1) Chaque société, selon ses besoins propres, devra
moduler l'échelle des peines. Puisque le châtiment
ne dérive pas de la faute elle-même mais du tort causé
à la société ou du danger qu'elle lui fait
courir, plus une société sera faible, mieux elle devra
être prémunie, plus il lui faudra se montrer sévère.
Donc, pas de modèle universel de la pénalité,
relativité essentielle des peines.
2) Si la peine était expiation, il n'y aurait pas de mal
à ce qu'elle soit trop forte ; en tout cas, il serait difficile
d'établir entre elle et le crime une juste proportion. Mais,
s'il s'agit de protéger la société, on peut
la calculer de manière qu'elle assure exactement cette fonction :
au-delà, toute sévérité suppémentaire
devient abus de pouvoir. La justice de la peine est dans son économie.
3) Le rôle de la peine est entièrement tourné
vers l'extérieur et vers l'avenir : empêcher que le
crime ne recommence. À la limite, un crime dont on saurait
à coup sûr qu'il est le dernier n'aurait pas à
être puni. Donc, mettre le coupable hors d'état de
nuire et détourner les innocents de toute infraction semblable.
La certitude de la peine, son caractère inévitable,
plus que toute sévérité, constituent ici son
efficacité.
Or, à partir de tels principes, il n'est pas possible de
déduire ce, qui se passera effectivement dans la pratique
pénale, à savoir l'universalisation de la prison comme
forme générale du châtiment. On voit au contraire
apparaître des modèles punitifs très différents :
- l'un est ordonné à l'infamie, c'est-à-dire
aux effets de l'opinion publique.
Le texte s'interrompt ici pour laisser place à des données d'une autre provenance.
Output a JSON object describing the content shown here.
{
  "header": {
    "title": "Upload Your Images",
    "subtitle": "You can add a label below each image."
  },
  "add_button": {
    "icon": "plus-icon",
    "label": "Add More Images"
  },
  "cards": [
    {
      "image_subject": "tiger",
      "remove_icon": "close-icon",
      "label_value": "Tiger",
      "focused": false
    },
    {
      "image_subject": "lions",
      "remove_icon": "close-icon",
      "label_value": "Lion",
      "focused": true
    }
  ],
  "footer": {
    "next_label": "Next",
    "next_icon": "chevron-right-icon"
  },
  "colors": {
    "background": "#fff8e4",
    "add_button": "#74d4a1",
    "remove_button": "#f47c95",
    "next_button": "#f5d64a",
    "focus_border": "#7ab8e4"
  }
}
L'infamie est une peine parfaite
puisqu'elle est la réaction immédiate et spontanée
de la société elle-même : elle varie avec chaque
société ; elle est graduée selon la nocivité
de chaque crime ; elle peut être révoquée par
une réhabilitation publique ; enfin, elle atteint le seul
coupable. C'est donc une peine qui s'ajuste au crime sans avoir
à passer par un code, sans avoir à être appliquée
par un tribunal, sans risque d'être détournée
par un pouvoir politique. Elle est exactement adéquate aux
principes de la pénalité. «Le triomphe d'une
bonne législation est lorsque l'opinion publique est assez
forte pour punir seule les délits [...]. Heureux le peuple
où le sentiment de l'honneur peut être l'unique loi.
Il n'a presque pas besoin de législation. L'infamie, voilà
son code pénal *» ;
* Brissot de Warville (J .), Théorie des lois criminelles,
Berlin, t. l, chap. Il, section Il, p. 187.
- un autre modèle mis en oeuvre dans les projets de réformes
est celui du talion. En imposant au coupable un châtiment
de même type et de même gravité que le crime,
on est sûr d'obtenir une pénalité à la
fois graduée et exactement proportionnelle. La peine prend
la forme d'une contre-attaque. Et, à condition que celle-ci
soit prompte et inévitable, elle annule presque automatiquement
les avantages attendus par l'infracteur, rendant le crime inutile.
Le bénéfice du délit est brutalement ramené
à zéro. Sans doute, le modèle du talion n'a
jamais été proposé sous une forme détaillée ;
mais il a permis souvent de définir des types de punition.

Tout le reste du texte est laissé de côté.